3 Nisan 2016 Pazar

Nedenimi kaybettim hükümsüzdür.

 Yaptıklarından çok yapmadıklarının değerli olduğu bu dünya da yapmamam gereken şeyleri yapmamayı başaramıyorum bir türlü. Ne zaman böyle oldum? Ne zaman duygularım mantığıma depar atar oldu? Büyüyemedim mi? Büyütemedim mi içimde ki çocuğu? Susturamadım mı kalbimin sesini? Dur diyemedim mi hep kalbimi dinleyen dilime? Ne zaman böyle oldum ben?

2 Mart 2016 Çarşamba

Dünya küçük. Allah büyük.

Ders : Hayat Bilgisi
Konu: Geçtiğini sandığın sınavlar
Süre: Bir ömür
Sınav: Her Daim

Konu Başlıkları:

Unuttuğumuzu sandığımız anılar, üstünü kapattığımız yaralar, yok saydığımız acılar... Uzakta zannettiğimiz ama hayatımızın merkezinde olanlar...

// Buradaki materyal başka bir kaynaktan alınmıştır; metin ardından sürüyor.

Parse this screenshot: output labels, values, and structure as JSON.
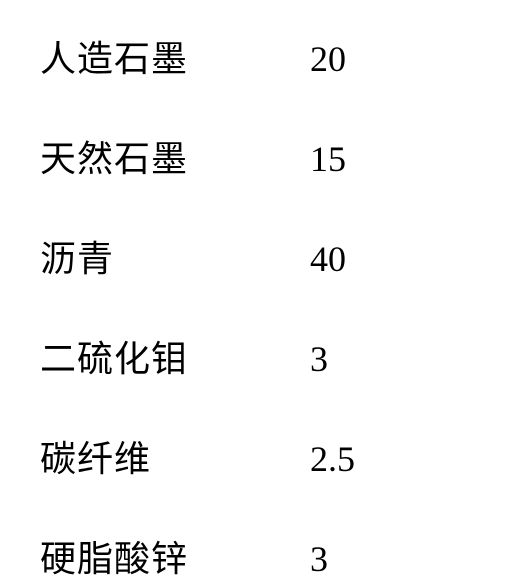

Sustuklarım, söyleyemediklerim. Bir dinleseydi neler anlatırdım dediklerim. Korkularım. Yapamadıklarım. Yanlış yaptıklarım. Yaşayamadıklarım. Kırılan umutlarım. Dağılan hayallerim... 

Kendime not: 

Geçemediğin her sınav gün gelip karşına çıkacaktır. Acılarını erteleme büyüyerek daha çok yakacaktır. Unutma! Herşey zıttıyla vardır ve insan unutan olduğu kadar hatırlayandır. Hatırladıkların unutamadıkların, unuttukların ise asla hatırlamayacaklarındır. 



9 Kasım 2014 Pazar

Hayal kırgınlığı

Çocukluktan öğretilir bize hayal kurmak. Büyüyünce ne olacaksın sorusuyla başlar. Düşünürsün, istersin, hayal edersin. Herkesi destekçin zannedersin, karşında attıkları şen kahkahalara bakarak. 

Yıllar akıp gittiğinde, çevrendekiler kendi dünyalarını bırakıp senin dünyan üstünden hayal kurmaya başladığında, şen kahkahaların yerini 'cık cık cık'lar' aldığında anlarsın hayallerine ne kadar uzak olduğunu ve ne kadar uzak olman gerektiğini. Ve hiç hazır olmadığın bambaşka bir dünyanın içine sürüklenirsin. 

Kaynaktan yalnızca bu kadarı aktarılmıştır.